Erst der 4. Tag und schon gefunden: the Bourne Mill! Viel näher als das Institute befindet sich die Mühle nur 10 Minuten zu Fuß von hier. Nachdem nach 9 Uhr morgens nur eiskaltes Wasser aus der Dusche kam, machte ich mich im wärmenden Sonnenschein auf den Weg durch die Straßen mit den typisch englischen Backsteinhäusern.

Hauszeile

Musste irgendwie gleich an meinen früheren Lieblingsfilm „Billy Elliot“ denken.
Man beachte auch die Möwen auf den Hausdächern.

BriefkastenundTelefonzelle

Was bei den Deutschen die Gartenzwerge sind …
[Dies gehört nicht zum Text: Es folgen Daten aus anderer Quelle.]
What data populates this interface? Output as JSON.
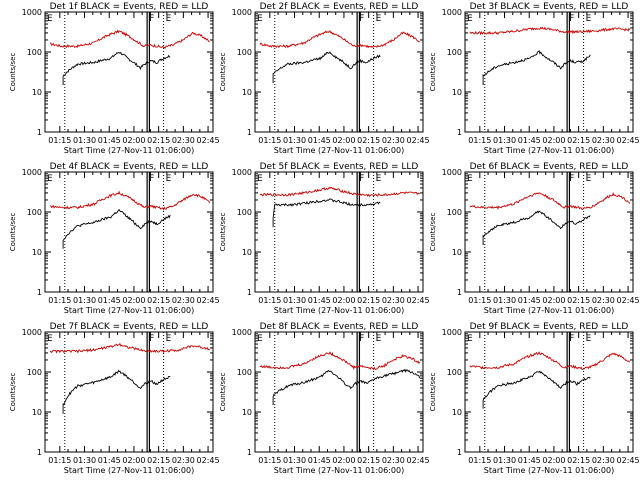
{
  "chart_data": {
    "type": "line",
    "layout": "3x3 grid",
    "x_ticks": [
      "01:15",
      "01:30",
      "01:45",
      "02:00",
      "02:15",
      "02:30",
      "02:45"
    ],
    "x_tick_minutes_from_start": [
      9,
      24,
      39,
      54,
      69,
      84,
      99
    ],
    "xlim_minutes_from_start": [
      0,
      102
    ],
    "start_time": "27-Nov-11 01:06:00",
    "y_scale": "log",
    "ylim": [
      1,
      1000
    ],
    "y_ticks": [
      "1",
      "10",
      "100",
      "1000"
    ],
    "grid": false,
    "series_colors": {
      "events": "#000000",
      "lld": "#cc0000"
    },
    "vertical_markers": {
      "dotted_minutes": [
        12,
        72
      ],
      "solid_minutes": [
        62,
        63.4
      ]
    },
    "panels": [
      {
        "title": "Det 1f BLACK = Events, RED = LLD",
        "xlabel": "Start Time (27-Nov-11 01:06:00)",
        "ylabel": "Counts/sec",
        "flags": [
          "E",
          "F",
          "E"
        ],
        "events": {
          "start": 11,
          "end": 76,
          "minutes": [
            11,
            20,
            30,
            40,
            45,
            50,
            55,
            58,
            62,
            64,
            68,
            72,
            76
          ],
          "values": [
            25,
            50,
            55,
            70,
            100,
            70,
            50,
            40,
            55,
            60,
            55,
            70,
            80
          ]
        },
        "lld": {
          "start": 3,
          "end": 100,
          "minutes": [
            3,
            10,
            20,
            30,
            40,
            45,
            50,
            56,
            60,
            64,
            68,
            72,
            78,
            84,
            90,
            95,
            100
          ],
          "values": [
            160,
            140,
            140,
            170,
            280,
            330,
            260,
            180,
            140,
            150,
            140,
            130,
            150,
            200,
            300,
            250,
            180
          ]
        }
      },
      {
        "title": "Det 2f BLACK = Events, RED = LLD",
        "xlabel": "Start Time (27-Nov-11 01:06:00)",
        "ylabel": "Counts/sec",
        "flags": [
          "E",
          "F",
          "E"
        ],
        "events": {
          "start": 11,
          "end": 76,
          "minutes": [
            11,
            20,
            30,
            40,
            45,
            50,
            55,
            58,
            62,
            64,
            68,
            72,
            76
          ],
          "values": [
            28,
            50,
            55,
            70,
            100,
            70,
            50,
            40,
            55,
            60,
            55,
            70,
            80
          ]
        },
        "lld": {
          "start": 3,
          "end": 100,
          "minutes": [
            3,
            10,
            20,
            30,
            40,
            45,
            50,
            56,
            60,
            64,
            68,
            72,
            78,
            84,
            90,
            95,
            100
          ],
          "values": [
            160,
            140,
            140,
            170,
            280,
            330,
            260,
            180,
            140,
            150,
            140,
            130,
            150,
            200,
            300,
            250,
            180
          ]
        }
      },
      {
        "title": "Det 3f BLACK = Events, RED = LLD",
        "xlabel": "Start Time (27-Nov-11 01:06:00)",
        "ylabel": "Counts/sec",
        "flags": [
          "E",
          "F",
          "E"
        ],
        "events": {
          "start": 11,
          "end": 76,
          "minutes": [
            11,
            20,
            30,
            40,
            45,
            50,
            55,
            58,
            62,
            64,
            68,
            72,
            76
          ],
          "values": [
            25,
            45,
            55,
            70,
            100,
            70,
            50,
            40,
            55,
            60,
            55,
            60,
            80
          ]
        },
        "lld": {
          "start": 3,
          "end": 100,
          "minutes": [
            3,
            20,
            30,
            40,
            45,
            50,
            60,
            70,
            80,
            90,
            100
          ],
          "values": [
            300,
            300,
            330,
            380,
            400,
            380,
            320,
            320,
            340,
            380,
            360
          ]
        }
      },
      {
        "title": "Det 4f BLACK = Events, RED = LLD",
        "xlabel": "Start Time (27-Nov-11 01:06:00)",
        "ylabel": "Counts/sec",
        "flags": [
          "E",
          "F",
          "E"
        ],
        "events": {
          "start": 11,
          "end": 76,
          "minutes": [
            11,
            20,
            30,
            40,
            45,
            50,
            55,
            58,
            62,
            64,
            68,
            72,
            76
          ],
          "values": [
            20,
            45,
            55,
            75,
            110,
            75,
            50,
            40,
            55,
            60,
            50,
            65,
            80
          ]
        },
        "lld": {
          "start": 3,
          "end": 100,
          "minutes": [
            3,
            10,
            20,
            30,
            40,
            45,
            50,
            56,
            60,
            64,
            68,
            72,
            78,
            84,
            90,
            95,
            100
          ],
          "values": [
            140,
            130,
            130,
            160,
            260,
            300,
            240,
            170,
            130,
            140,
            130,
            120,
            140,
            200,
            280,
            240,
            170
          ]
        }
      },
      {
        "title": "Det 5f BLACK = Events, RED = LLD",
        "xlabel": "Start Time (27-Nov-11 01:06:00)",
        "ylabel": "Counts/sec",
        "flags": [
          "E",
          "F",
          "E"
        ],
        "events": {
          "start": 11,
          "end": 76,
          "minutes": [
            11,
            12,
            20,
            30,
            40,
            45,
            50,
            56,
            62,
            70,
            76
          ],
          "values": [
            70,
            150,
            150,
            165,
            190,
            200,
            185,
            160,
            150,
            155,
            170
          ]
        },
        "lld": {
          "start": 3,
          "end": 100,
          "minutes": [
            3,
            20,
            30,
            40,
            45,
            50,
            60,
            70,
            80,
            90,
            100
          ],
          "values": [
            270,
            270,
            300,
            360,
            400,
            360,
            280,
            260,
            270,
            300,
            290
          ]
        }
      },
      {
        "title": "Det 6f BLACK = Events, RED = LLD",
        "xlabel": "Start Time (27-Nov-11 01:06:00)",
        "ylabel": "Counts/sec",
        "flags": [
          "E",
          "F",
          "E"
        ],
        "events": {
          "start": 11,
          "end": 76,
          "minutes": [
            11,
            20,
            30,
            40,
            45,
            50,
            55,
            58,
            62,
            64,
            68,
            72,
            76
          ],
          "values": [
            25,
            45,
            55,
            75,
            105,
            75,
            50,
            40,
            55,
            60,
            50,
            65,
            80
          ]
        },
        "lld": {
          "start": 3,
          "end": 100,
          "minutes": [
            3,
            10,
            20,
            30,
            40,
            45,
            50,
            56,
            60,
            64,
            68,
            72,
            78,
            84,
            90,
            95,
            100
          ],
          "values": [
            140,
            130,
            130,
            160,
            260,
            300,
            240,
            170,
            130,
            140,
            130,
            120,
            140,
            200,
            280,
            240,
            170
          ]
        }
      },
      {
        "title": "Det 7f BLACK = Events, RED = LLD",
        "xlabel": "Start Time (27-Nov-11 01:06:00)",
        "ylabel": "Counts/sec",
        "flags": [
          "E",
          "F",
          "E"
        ],
        "events": {
          "start": 11,
          "end": 76,
          "minutes": [
            11,
            20,
            30,
            40,
            45,
            50,
            55,
            58,
            62,
            64,
            68,
            72,
            76
          ],
          "values": [
            15,
            45,
            55,
            75,
            105,
            75,
            50,
            40,
            55,
            60,
            50,
            65,
            75
          ]
        },
        "lld": {
          "start": 3,
          "end": 100,
          "minutes": [
            3,
            20,
            30,
            40,
            45,
            50,
            60,
            70,
            80,
            90,
            100
          ],
          "values": [
            330,
            330,
            360,
            430,
            500,
            420,
            340,
            330,
            350,
            450,
            380
          ]
        }
      },
      {
        "title": "Det 8f BLACK = Events, RED = LLD",
        "xlabel": "Start Time (27-Nov-11 01:06:00)",
        "ylabel": "Counts/sec",
        "flags": [
          "E",
          "F",
          "E"
        ],
        "events": {
          "start": 11,
          "end": 100,
          "minutes": [
            11,
            20,
            30,
            40,
            45,
            50,
            55,
            58,
            62,
            64,
            68,
            72,
            78,
            84,
            90,
            95,
            100
          ],
          "values": [
            25,
            45,
            55,
            75,
            110,
            75,
            50,
            40,
            55,
            60,
            50,
            65,
            80,
            90,
            110,
            100,
            75
          ]
        },
        "lld": {
          "start": 3,
          "end": 100,
          "minutes": [
            3,
            10,
            20,
            30,
            40,
            45,
            50,
            56,
            60,
            64,
            68,
            72,
            78,
            84,
            90,
            95,
            100
          ],
          "values": [
            140,
            130,
            130,
            160,
            260,
            300,
            240,
            170,
            130,
            140,
            130,
            120,
            140,
            200,
            250,
            220,
            170
          ]
        }
      },
      {
        "title": "Det 9f BLACK = Events, RED = LLD",
        "xlabel": "Start Time (27-Nov-11 01:06:00)",
        "ylabel": "Counts/sec",
        "flags": [
          "E",
          "F",
          "E"
        ],
        "events": {
          "start": 11,
          "end": 76,
          "minutes": [
            11,
            20,
            30,
            40,
            45,
            50,
            55,
            58,
            62,
            64,
            68,
            72,
            76
          ],
          "values": [
            20,
            45,
            55,
            75,
            105,
            75,
            50,
            40,
            55,
            60,
            50,
            65,
            75
          ]
        },
        "lld": {
          "start": 3,
          "end": 100,
          "minutes": [
            3,
            10,
            20,
            30,
            40,
            45,
            50,
            56,
            60,
            64,
            68,
            72,
            78,
            84,
            90,
            95,
            100
          ],
          "values": [
            140,
            130,
            130,
            160,
            260,
            300,
            240,
            170,
            130,
            140,
            130,
            120,
            140,
            200,
            290,
            240,
            170
          ]
        }
      }
    ]
  }
}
In der Bourne Road angekommen, führte ein kleiner Weg von der Straße in den Wald hinein. Der Boden war vom Regen am Vortag noch ganz aufgeweicht, sodass ich wie über brennende Kohlen lief.

millpond

Der Ausblick erinnert ein wenig an die freigeschnittenen Aussichtspunkte im Weimarer Ilm-Park.

Sumpfschuhe

Ein Foto zur Erinnerung, wie meine Schuhe ursprünglich ausgesehen hatten.

Sumpf

Okay, anscheinend war es nicht ausschließlich der Regen. Hinter der Mühle führte ein Holzweg in die Sumpflandschaft.

Übrigens hatte ich auch den Kindle im Gepäck. War ja schönes Wetter, aber im ganzen Gebiet gab es nur zwei Bänke und die waren aus Holz. Regendurchtränkt. „A monster calls“ habe ich mittlerweile ausgelesen und mir nun das deutsche „Nashville“ (auch wenn es nicht deutsch klingt) geschnappt. Ein kleines Gefühl von Heimat für zwischendurch.

Millback

Die Mühle von hinten mit einem … Plumpsklo?

Auf dem Bourne Pond tummelte sich eine Horde hungriger Möwen, Enten und Schwäne, die von Passanten mit Brot gefüttert wurden. Mit ihrer Flugfähigkeit sind die Möwen hier klar im Vorteil und in mehreren Jahren werden die Enten vielleicht – zumindest an diesem Ort – ausgestorben sein.